Bei Übergewicht und Adipositas zeigen die Geschlechtsunterschiede eine deutliche Altersabhängigkeit: In jüngeren Jahren haben mehr Männer mit Gewichtsproblemen zu kämpfen, im mittleren Lebensalter nähern sich die Kurven an und spätestens ab der Menopause sind die Prävalenzzahlen bei Frauen höher als bei Männern.

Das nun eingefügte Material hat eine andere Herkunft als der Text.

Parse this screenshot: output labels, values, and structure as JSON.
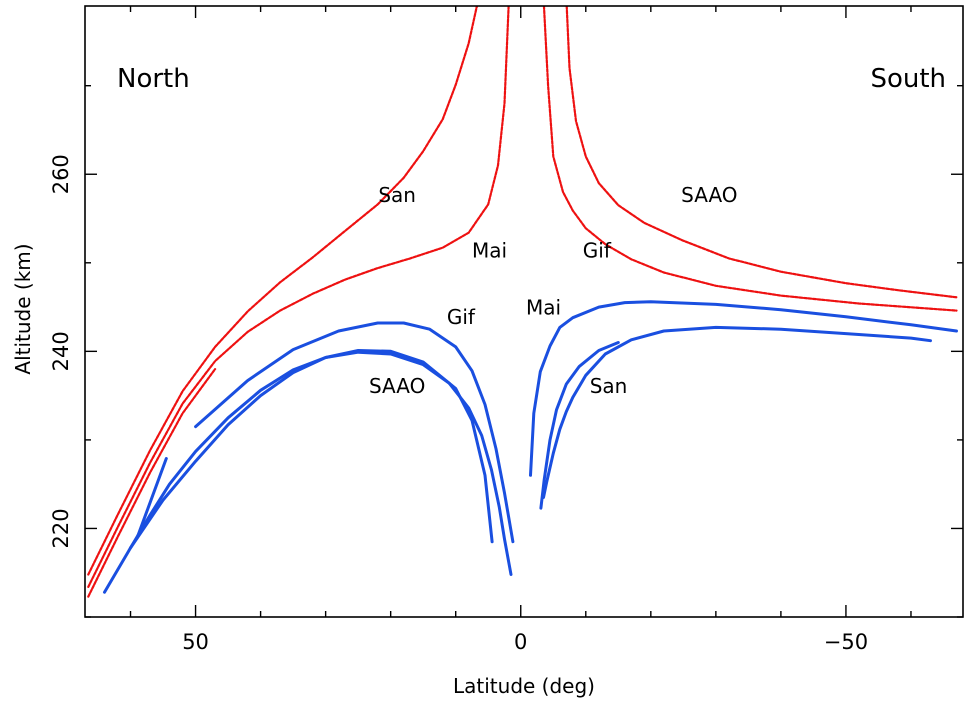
{
  "chart_data": {
    "type": "line",
    "title": "",
    "xlabel": "Latitude (deg)",
    "ylabel": "Altitude (km)",
    "xlim": [
      67,
      -68
    ],
    "ylim": [
      210,
      279
    ],
    "x_reversed": true,
    "x_ticks": [
      {
        "value": 50,
        "label": "50"
      },
      {
        "value": 0,
        "label": "0"
      },
      {
        "value": -50,
        "label": "−50"
      }
    ],
    "y_ticks": [
      {
        "value": 220,
        "label": "220"
      },
      {
        "value": 240,
        "label": "240"
      },
      {
        "value": 260,
        "label": "260"
      }
    ],
    "x_minor_step": 10,
    "y_minor_step": 10,
    "corner_labels": {
      "north": "North",
      "south": "South"
    },
    "colors": {
      "red": "#ee1111",
      "blue": "#1a4fe0"
    },
    "series": [
      {
        "name": "San",
        "group": "red-north-outer",
        "color": "#ee1111",
        "x": [
          66.5,
          62,
          57,
          52,
          47,
          42,
          37,
          32,
          27,
          22,
          18,
          15,
          12,
          10,
          8,
          6.8,
          5.5
        ],
        "y": [
          214.8,
          221.5,
          228.8,
          235.5,
          240.5,
          244.5,
          247.8,
          250.6,
          253.6,
          256.6,
          259.6,
          262.6,
          266.2,
          270.1,
          274.8,
          278.8,
          282
        ]
      },
      {
        "name": "",
        "group": "red-north-outer",
        "color": "#ee1111",
        "x": [
          66.5,
          62,
          57,
          52,
          47
        ],
        "y": [
          212.3,
          219,
          226.3,
          233,
          238
        ]
      },
      {
        "name": "Mai",
        "group": "red-north-inner",
        "color": "#ee1111",
        "x": [
          66.5,
          62,
          57,
          52,
          47,
          42,
          37,
          32,
          27,
          22,
          17,
          12,
          8,
          5,
          3.5,
          2.5,
          1.8
        ],
        "y": [
          213.4,
          220.1,
          227.4,
          234.1,
          238.9,
          242.2,
          244.6,
          246.5,
          248.1,
          249.4,
          250.5,
          251.7,
          253.4,
          256.6,
          261,
          268,
          280
        ]
      },
      {
        "name": "Gif",
        "group": "red-south-inner",
        "color": "#ee1111",
        "x": [
          -3.5,
          -4.2,
          -5,
          -6.5,
          -8,
          -10,
          -13,
          -17,
          -22,
          -30,
          -40,
          -52,
          -67
        ],
        "y": [
          280,
          270,
          262,
          258,
          255.9,
          253.9,
          252.1,
          250.4,
          248.9,
          247.4,
          246.3,
          245.4,
          244.6
        ]
      },
      {
        "name": "SAAO",
        "group": "red-south-outer",
        "color": "#ee1111",
        "x": [
          -7,
          -7.5,
          -8.5,
          -10,
          -12,
          -15,
          -19,
          -25,
          -32,
          -40,
          -50,
          -58,
          -67
        ],
        "y": [
          280,
          272,
          266,
          262,
          259,
          256.5,
          254.5,
          252.5,
          250.5,
          249,
          247.7,
          246.9,
          246.1
        ]
      },
      {
        "name": "Gif",
        "group": "blue-north",
        "color": "#1a4fe0",
        "x": [
          50,
          42,
          35,
          28,
          22,
          18,
          14,
          10,
          7.5,
          5.5,
          3.8,
          2.5,
          1.2
        ],
        "y": [
          231.5,
          236.7,
          240.2,
          242.3,
          243.2,
          243.2,
          242.5,
          240.5,
          237.8,
          234,
          229,
          224,
          218.5
        ]
      },
      {
        "name": "SAAO",
        "group": "blue-north",
        "color": "#1a4fe0",
        "x": [
          64,
          60,
          55,
          50,
          45,
          40,
          35,
          30,
          25,
          20,
          15,
          10,
          7.5,
          5.5,
          4.4
        ],
        "y": [
          212.8,
          217.8,
          223.2,
          227.6,
          231.7,
          235,
          237.6,
          239.3,
          240.1,
          240,
          238.8,
          235.8,
          232.2,
          226,
          218.5
        ]
      },
      {
        "name": "",
        "group": "blue-north",
        "color": "#1a4fe0",
        "x": [
          60,
          57,
          54,
          50,
          45,
          40,
          35,
          30,
          25,
          20,
          15,
          11,
          8,
          6,
          4.5,
          3.3,
          2.5,
          1.5
        ],
        "y": [
          217.8,
          221.5,
          225,
          228.7,
          232.5,
          235.6,
          237.9,
          239.3,
          239.9,
          239.7,
          238.5,
          236.4,
          233.6,
          230.5,
          226.6,
          222.4,
          218.8,
          214.8
        ]
      },
      {
        "name": "",
        "group": "blue-north",
        "color": "#1a4fe0",
        "x": [
          59,
          54.5
        ],
        "y": [
          218.9,
          227.9
        ]
      },
      {
        "name": "Mai",
        "group": "blue-south",
        "color": "#1a4fe0",
        "x": [
          -1.5,
          -2,
          -3,
          -4.5,
          -6,
          -8,
          -12,
          -16,
          -20,
          -30,
          -40,
          -50,
          -60,
          -67
        ],
        "y": [
          226,
          233,
          237.7,
          240.6,
          242.7,
          243.8,
          245,
          245.5,
          245.6,
          245.3,
          244.7,
          243.9,
          243,
          242.3
        ]
      },
      {
        "name": "San",
        "group": "blue-south",
        "color": "#1a4fe0",
        "x": [
          -3.5,
          -4,
          -5,
          -6,
          -7,
          -8,
          -10,
          -13,
          -17,
          -22,
          -30,
          -40,
          -50,
          -60,
          -63
        ],
        "y": [
          223.5,
          225.3,
          228.5,
          231.2,
          233.2,
          234.8,
          237.3,
          239.7,
          241.3,
          242.3,
          242.7,
          242.5,
          242,
          241.5,
          241.2
        ]
      },
      {
        "name": "",
        "group": "blue-south",
        "color": "#1a4fe0",
        "x": [
          -3.1,
          -3.6,
          -4.5,
          -5.5,
          -7,
          -9,
          -12,
          -15
        ],
        "y": [
          222.3,
          225.5,
          230,
          233.4,
          236.3,
          238.3,
          240.1,
          241
        ]
      }
    ],
    "annotations": [
      {
        "text": "San",
        "x": 19,
        "y": 257.5
      },
      {
        "text": "Mai",
        "x": 4.8,
        "y": 251.2
      },
      {
        "text": "Gif",
        "x": -11.7,
        "y": 251.2
      },
      {
        "text": "SAAO",
        "x": -29,
        "y": 257.5
      },
      {
        "text": "Gif",
        "x": 9.2,
        "y": 243.7
      },
      {
        "text": "Mai",
        "x": -3.5,
        "y": 244.8
      },
      {
        "text": "SAAO",
        "x": 19,
        "y": 235.9
      },
      {
        "text": "San",
        "x": -13.5,
        "y": 235.9
      }
    ],
    "grid": false,
    "legend": "none"
  }
}
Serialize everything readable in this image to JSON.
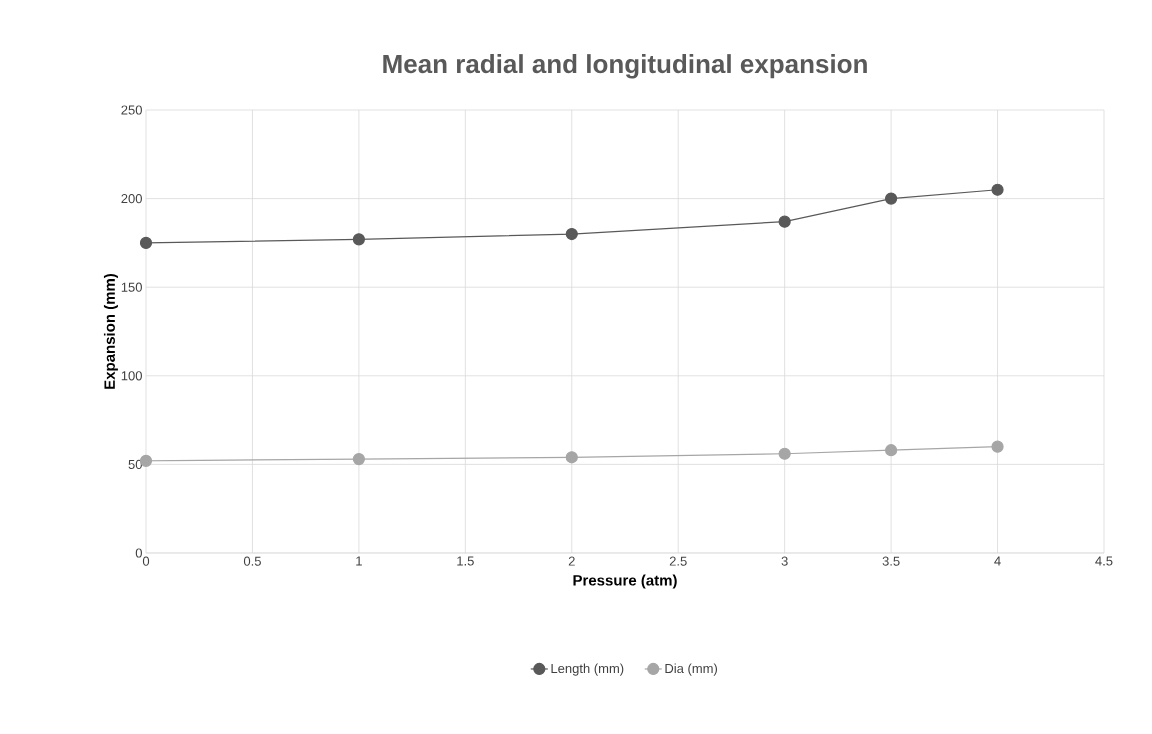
{
  "chart_data": {
    "type": "line",
    "title": "Mean radial and longitudinal expansion",
    "xlabel": "Pressure (atm)",
    "ylabel": "Expansion (mm)",
    "x": [
      0,
      1,
      2,
      3,
      3.5,
      4
    ],
    "series": [
      {
        "name": "Length (mm)",
        "color": "#595959",
        "values": [
          175,
          177,
          180,
          187,
          200,
          205
        ]
      },
      {
        "name": "Dia (mm)",
        "color": "#a6a6a6",
        "values": [
          52,
          53,
          54,
          56,
          58,
          60
        ]
      }
    ],
    "xlim": [
      0,
      4.5
    ],
    "xticks": [
      0,
      0.5,
      1,
      1.5,
      2,
      2.5,
      3,
      3.5,
      4,
      4.5
    ],
    "ylim": [
      0,
      250
    ],
    "yticks": [
      0,
      50,
      100,
      150,
      200,
      250
    ],
    "grid": true,
    "legend": "bottom",
    "marker": "circle",
    "line_style": "solid"
  }
}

Häufigkeit von Schwangerschaftsdiabetes

Amerikanische Daten über die Prävalenz von Gestationsdiabetes und Adipositas bei über 63 Millionen Frauen, die zwischen 2004 und 2019 stationär entbanden, zeigen einen erschreckenden Trend: Die Prävalenz der Adipositas stieg bei den werdenden Müttern im Beobachtungszeitraum von 0,6 auf 9,8 Prozent. Da starkes Übergewicht der Hauptrisikofaktor für einen Schwangerschaftsdiabetes ist, kam es auch bei diesem innerhalb von 15 Jahren zu einer Vervierfachung (2,1% → 8,3%). In Europa dürften die Zahlen ähnlich sein: 2020 wurde in Deutschland bei 9,5 Prozent aller Frauen mit Klinikgeburt ein Gestationsdiabetes dokumentiert. Kautzky-Willer kritisiert, dass in Österreich bei der Dokumentation des Schwangerschaftsdiabetes leider noch große Lücken klaffen: Laut Frauengesundheitsbericht 2022 wurden in den heimischen Akutkrankenanstalten pro 100.000 Frauen zuletzt rund 100 Fälle gemäß ICD-Code als Gestationsdiabetes diagnostiziert. „Die Zahlen zeigen aber zumindest, dass der Schwangerschaftsdiabetes auch bei uns deutlich ansteigt.“

Risikofaktoren und unmittelbare Folgen

Die Risikofaktoren für einen Schwangerschaftsdiabetes sind im Wesentlichen die gleichen wie für einen Typ-2-Diabetes: Neben Übergewicht und Adipositas erhöhen vor allem Bewegungsmangel, ungesunde Ernährung, die Zugehörigkeit zu bestimmten ethnischen Gruppen und eine positive Familienanamnese für Typ-2-Diabetes die Wahrscheinlichkeit, dass eine Frau während der Schwangerschaft einen Gestationsdiabetes entwickelt. Bei insulinresistenten Müttern, deren Bauchspeicheldrüse zu wenig Insulin ausschüttet, steigen nicht nur die Blutzuckerwerte, sondern auch die Triglyzeride und die freien Fettsäuren. Die negativen Auswirkungen dieser Stoffwechselveränderungen auf den kindlichen Organismus reichen von Makrosomie, Geburtskomplikationen, neonatalen Hypoglykämien, verstärktem Ikterus und anderen Anpassungsstörungen bis zu einer erhöhten Rate von Früh- und Totgeburten. Eine unmittelbare Folge für die Mutter ist das zunehmende Risiko für Schwangerschaftshypertonie, Präeklampsie und alle möglichen Geburtskomplikationen. In großen Kollektiven lässt sich außerdem eine erhöhte Rate von anderen kardiovaskulären Komplikationen nachweisen: Ob Peripartum-Kardiomyopathie, Herzinsuffizienz, akutes Koronarsyndrom, Schlaganfall, Arrhythmien, venöse Thromboembolien oder Nierenprobleme – all diese Erkrankungen sind bei Frauen mit einem Schwangerschaftsdiabetes häufiger zu finden.